I spent more time thinking about the "comoving" requirement: If you have a rocket accelerating, then the back end has always been accelerating for a slightly longer time than the front end. There will always be impulses from the back that have not yet reached the front. So, essentially the two ends can *never* be co-moving.

As equations for the front and back, then, we should use:

y_back(t)= .5 a t^2
y_front(t)= L + .5 a (t-L/c)^2

But using this equation for the position of the front of the rocket, there was actually no difference in the clocks. I found $t_2-t_1=T$. So I'm not sure the non-unity clock ratio actually arises with the classical behavior.
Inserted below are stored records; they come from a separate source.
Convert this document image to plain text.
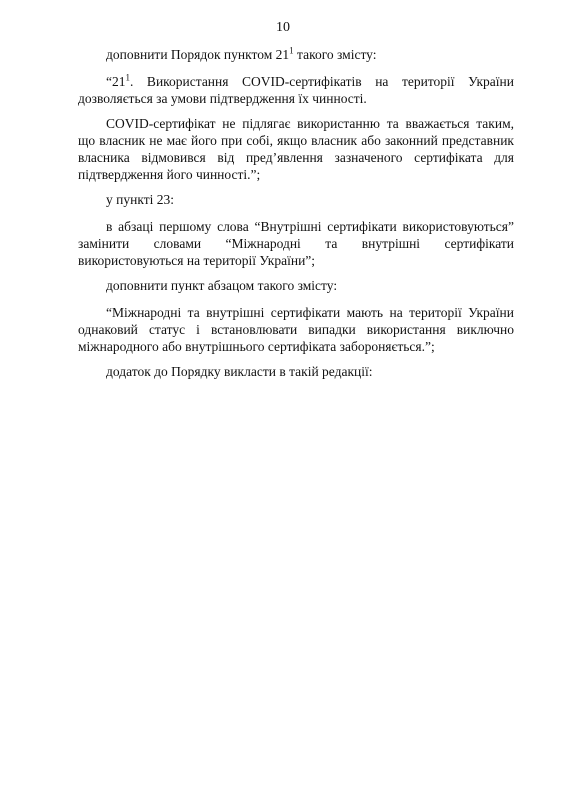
10

доповнити Порядок пунктом $21^1$ такого змісту:

“$21^1$. Використання COVID-сертифікатів на території України дозволяється за умови підтвердження їх чинності.

COVID-сертифікат не підлягає використанню та вважається таким, що власник не має його при собі, якщо власник або законний представник власника відмовився від пред’явлення зазначеного сертифіката для підтвердження його чинності.”;

у пункті 23:

в абзаці першому слова “Внутрішні сертифікати використовуються” замінити словами “Міжнародні та внутрішні сертифікати використовуються на території України”;

доповнити пункт абзацом такого змісту:

“Міжнародні та внутрішні сертифікати мають на території України однаковий статус і встановлювати випадки використання виключно міжнародного або внутрішнього сертифіката забороняється.”;

додаток до Порядку викласти в такій редакції:
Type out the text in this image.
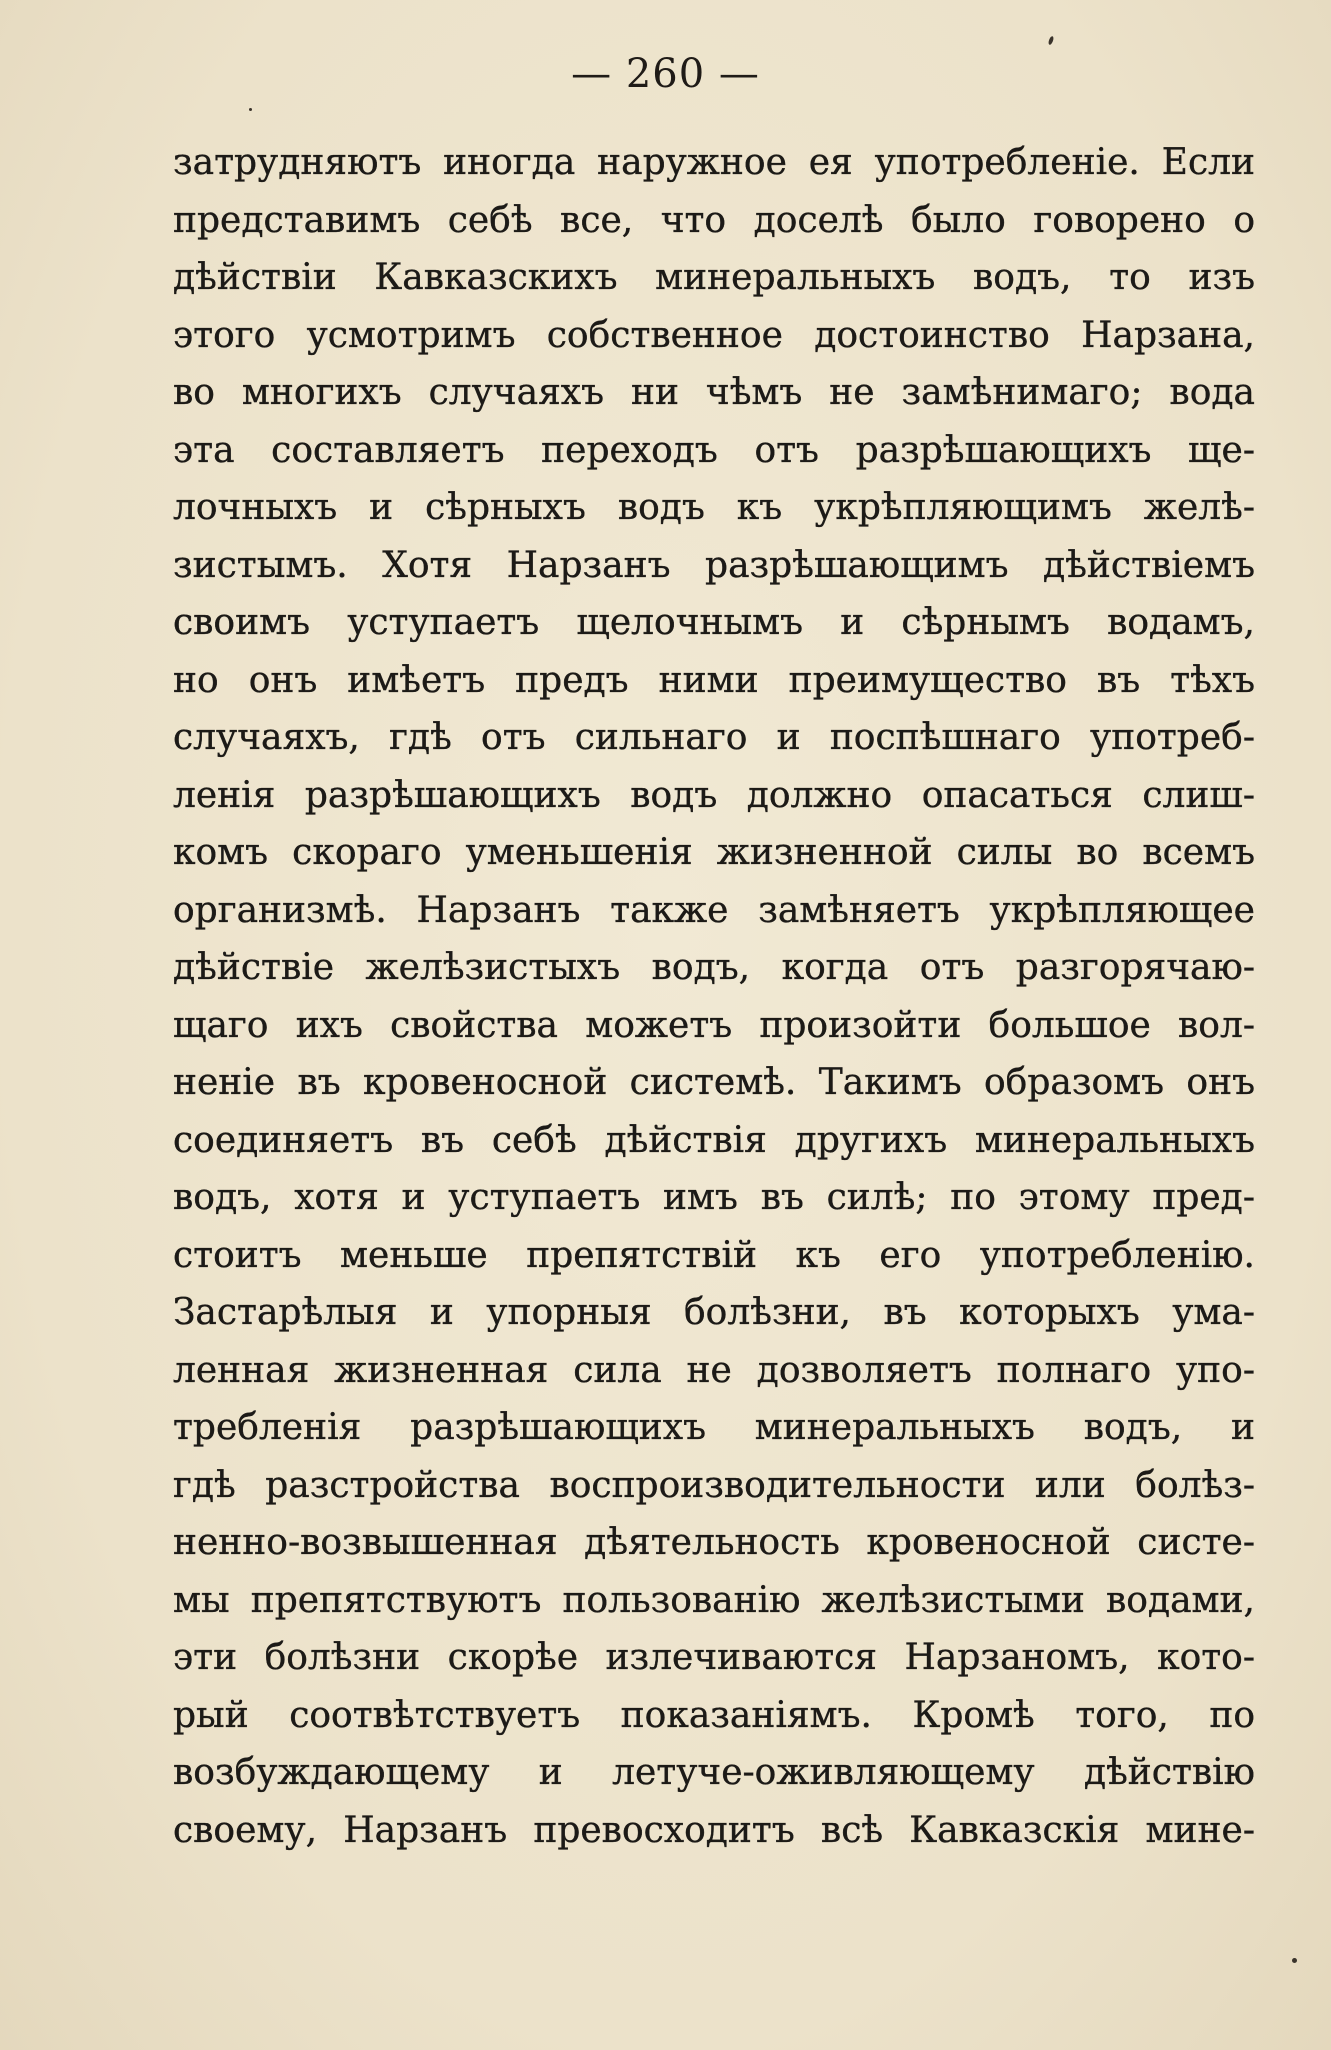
— 260 —
затрудняютъ иногда наружное ея употребленіе. Если
представимъ себѣ все, что доселѣ было говорено о
дѣйствіи Кавказскихъ минеральныхъ водъ, то изъ
этого усмотримъ собственное достоинство Нарзана,
во многихъ случаяхъ ни чѣмъ не замѣнимаго; вода
эта составляетъ переходъ отъ разрѣшающихъ ще-
лочныхъ и сѣрныхъ водъ къ укрѣпляющимъ желѣ-
зистымъ. Хотя Нарзанъ разрѣшающимъ дѣйствіемъ
своимъ уступаетъ щелочнымъ и сѣрнымъ водамъ,
но онъ имѣетъ предъ ними преимущество въ тѣхъ
случаяхъ, гдѣ отъ сильнаго и поспѣшнаго употреб-
ленія разрѣшающихъ водъ должно опасаться слиш-
комъ скораго уменьшенія жизненной силы во всемъ
организмѣ. Нарзанъ также замѣняетъ укрѣпляющее
дѣйствіе желѣзистыхъ водъ, когда отъ разгорячаю-
щаго ихъ свойства можетъ произойти большое вол-
неніе въ кровеносной системѣ. Такимъ образомъ онъ
соединяетъ въ себѣ дѣйствія другихъ минеральныхъ
водъ, хотя и уступаетъ имъ въ силѣ; по этому пред-
стоитъ меньше препятствій къ его употребленію.
Застарѣлыя и упорныя болѣзни, въ которыхъ ума-
ленная жизненная сила не дозволяетъ полнаго упо-
требленія разрѣшающихъ минеральныхъ водъ, и
гдѣ разстройства воспроизводительности или болѣз-
ненно-возвышенная дѣятельность кровеносной систе-
мы препятствуютъ пользованію желѣзистыми водами,
эти болѣзни скорѣе излечиваются Нарзаномъ, кото-
рый соотвѣтствуетъ показаніямъ. Кромѣ того, по
возбуждающему и летуче-оживляющему дѣйствію
своему, Нарзанъ превосходитъ всѣ Кавказскія мине-
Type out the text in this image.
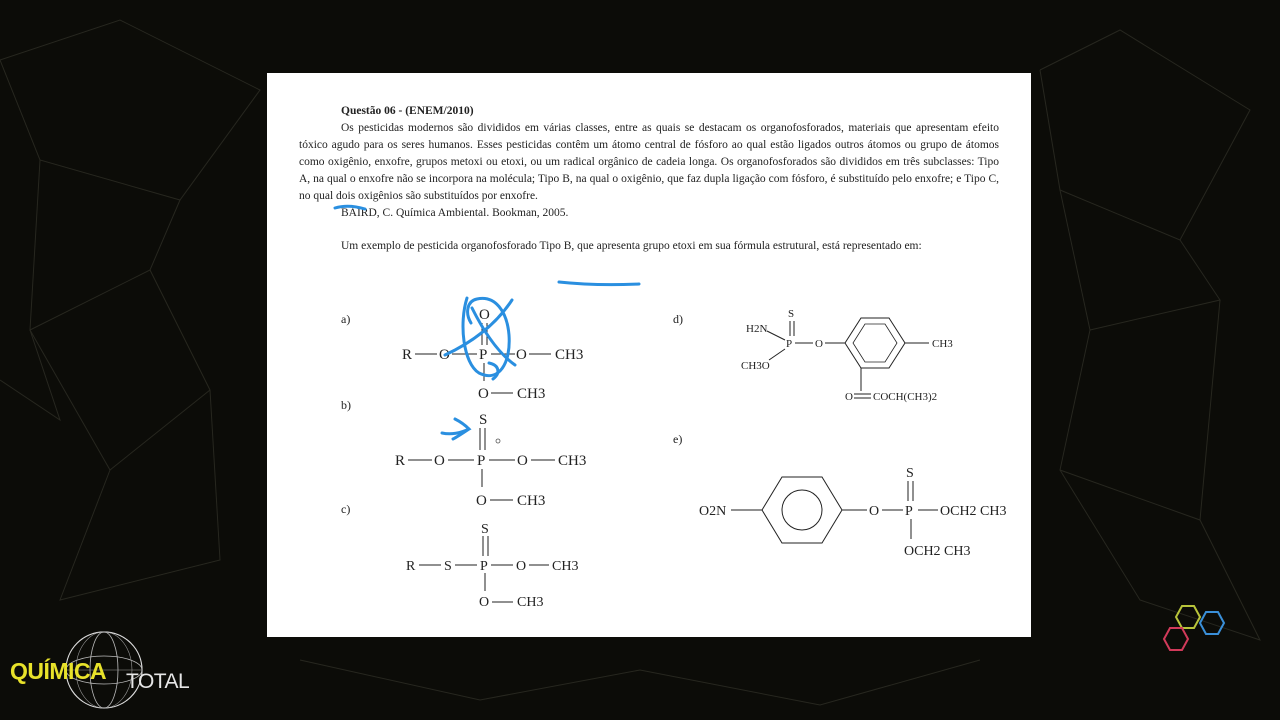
Questão 06 - (ENEM/2010)

Os pesticidas modernos são divididos em várias classes, entre as quais se destacam os organofosforados, materiais que apresentam efeito tóxico agudo para os seres humanos. Esses pesticidas contêm um átomo central de fósforo ao qual estão ligados outros átomos ou grupo de átomos como oxigênio, enxofre, grupos metoxi ou etoxi, ou um radical orgânico de cadeia longa. Os organofosforados são divididos em três subclasses: Tipo A, na qual o enxofre não se incorpora na molécula; Tipo B, na qual o oxigênio, que faz dupla ligação com fósforo, é substituído pelo enxofre; e Tipo C, no qual dois oxigênios são substituídos por enxofre.

BAIRD, C. Química Ambiental. Bookman, 2005.

Um exemplo de pesticida organofosforado Tipo B, que apresenta grupo etoxi em sua fórmula estrutural, está representado em:

a)
b)
c)
d)
e)
R O P O CH3
O
O CH3
R O P O CH3
S
O CH3
R S P O CH3
S
O CH3
S
H2N
P O
CH3O
CH3
O COCH(CH3)2
O2N	O P
S
OCH2 CH3
OCH2 CH3
QUÍMICA TOTAL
On the other hand, if we are talking about gravity, we have to assume the front and the back *are* comoving, and we can use Daryl's equation for the front.

y_back(t)= .5 a t^2
y_front(t)= L + .5 a t^2

So, assuming Daryl's approach is correct, the derivation actually relies on a fundamental difference between acceleration and gravity.

Last edited: Sep 3, 2010
20. Sep 7, 2010

### Austin0

Whether the front and the back are co-moving based on the propagation of momentum is a question that it maybe not so simple. It is true that the front can not accelerate until the force reaches it from the point of impulse but whether this means the back is actually moving in the meantime is questionable. Obviously there will be compression but will this be signifcant enough to be actual coordinate motion??
I would think that for this to be true the acceleration factor would have to be so high that actuall structural disruption would occur.
In any case if your assumption is correct shouldn't the ,,,,y_front(t)= L + .5 a (t-L/c)^2 be then (t-L/ speed of sound)^2 .....????

Are you familiar with the Born rigid hypothesis??
In a system accelerating under its assumptions there is a significantly different acceleration in the back I.e. greater magnitude. As far as I know this is the condition for the equivalence principle.